Like Himalayan glaciers, the glaciers in the north which encompass Chitral are melting increasingly, and flash floods (GLOFs) have added to wide damages to houses, croplands, orchards, forests, water channels, water supply systems, roads, power stations and transmission lines, and river-course-diversions and outflows to land erosions in different places across Chitral.
Part of its global commitment to limit carbon emission, Pakistan—contributes less than 1pc of it, pledges to have clean energy by 60pc and 30pc electric vehicle by 2030, and planting 10bn trees to stave off the worst effects of climate change.
As has been for many years the initiative of many organizations and environmental activists, the royal couples of the UK visited last year also to draw attention to “spectacular” glaciers melting in the area have caused catastrophes to the people living in many valleys in Chitral, and creating awareness about climate change. This natural phenomenon could be mitigated by lessening those factors which accelerate concentration of carbon, and evolving environmental impact on our ecosystem.
Part of the commitment, Pakistan has made, is to switch from carbon-based energy to clean energy, and planting 10bn trees in the country is a huge task but indeed paying. By protecting the existing natural forest cover, the forestation drive should have started much before this season, but it is as it was before.
The ‘collectives’ are ideal places to be effectively used for forestation. And alternating wood as fuel with clean energy provision is indispensable but not possible without government. Water-stress is another phenomenon that may take a huge cost as the melting of glaciers continue unabated.

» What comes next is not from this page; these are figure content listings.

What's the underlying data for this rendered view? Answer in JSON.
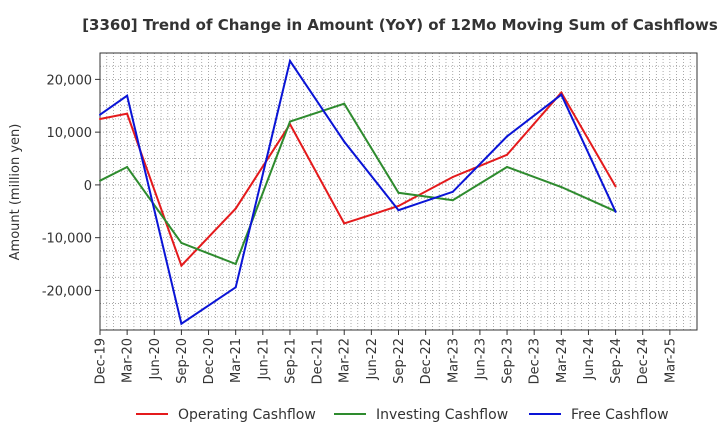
{
  "chart_data": {
    "type": "line",
    "title": "[3360]  Trend of Change in Amount (YoY) of 12Mo Moving Sum of Cashflows",
    "xlabel": "",
    "ylabel": "Amount (million yen)",
    "ylim": [
      -27500,
      25000
    ],
    "yticks": [
      20000,
      10000,
      0,
      -10000,
      -20000
    ],
    "ytick_labels": [
      "20,000",
      "10,000",
      "0",
      "-10,000",
      "-20,000"
    ],
    "categories": [
      "Dec-19",
      "Mar-20",
      "Jun-20",
      "Sep-20",
      "Dec-20",
      "Mar-21",
      "Jun-21",
      "Sep-21",
      "Dec-21",
      "Mar-22",
      "Jun-22",
      "Sep-22",
      "Dec-22",
      "Mar-23",
      "Jun-23",
      "Sep-23",
      "Dec-23",
      "Mar-24",
      "Jun-24",
      "Sep-24",
      "Dec-24",
      "Mar-25"
    ],
    "grid": true,
    "legend": "bottom",
    "series": [
      {
        "name": "Operating Cashflow",
        "color": "#e41a1c",
        "values": [
          12500,
          13500,
          null,
          -15300,
          null,
          -4500,
          null,
          11500,
          null,
          -7300,
          null,
          -4000,
          null,
          1500,
          null,
          5700,
          null,
          17500,
          null,
          -300,
          null,
          null
        ]
      },
      {
        "name": "Investing Cashflow",
        "color": "#2e8b2e",
        "values": [
          800,
          3400,
          null,
          -11000,
          null,
          -15000,
          null,
          12000,
          null,
          15400,
          null,
          -1500,
          null,
          -2900,
          null,
          3400,
          null,
          -400,
          null,
          -5000,
          null,
          null
        ]
      },
      {
        "name": "Free Cashflow",
        "color": "#0a14d6",
        "values": [
          13300,
          16900,
          null,
          -26300,
          null,
          -19400,
          null,
          23500,
          null,
          8200,
          null,
          -4800,
          null,
          -1300,
          null,
          9200,
          null,
          17100,
          null,
          -5100,
          null,
          null
        ]
      }
    ]
  }
}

It must be an urgent matter of concern both national and local level in Chitral to push for the protection of natural vegetations, starting forestation in collectives, alternating wood as a fuel, and letting natural recycling of damages caused from human activities. This could be successful not without the support of the government to provide clean energy provisions, providing saplings for forestation, letting collectives got forested and natural recycling of our ecosystem.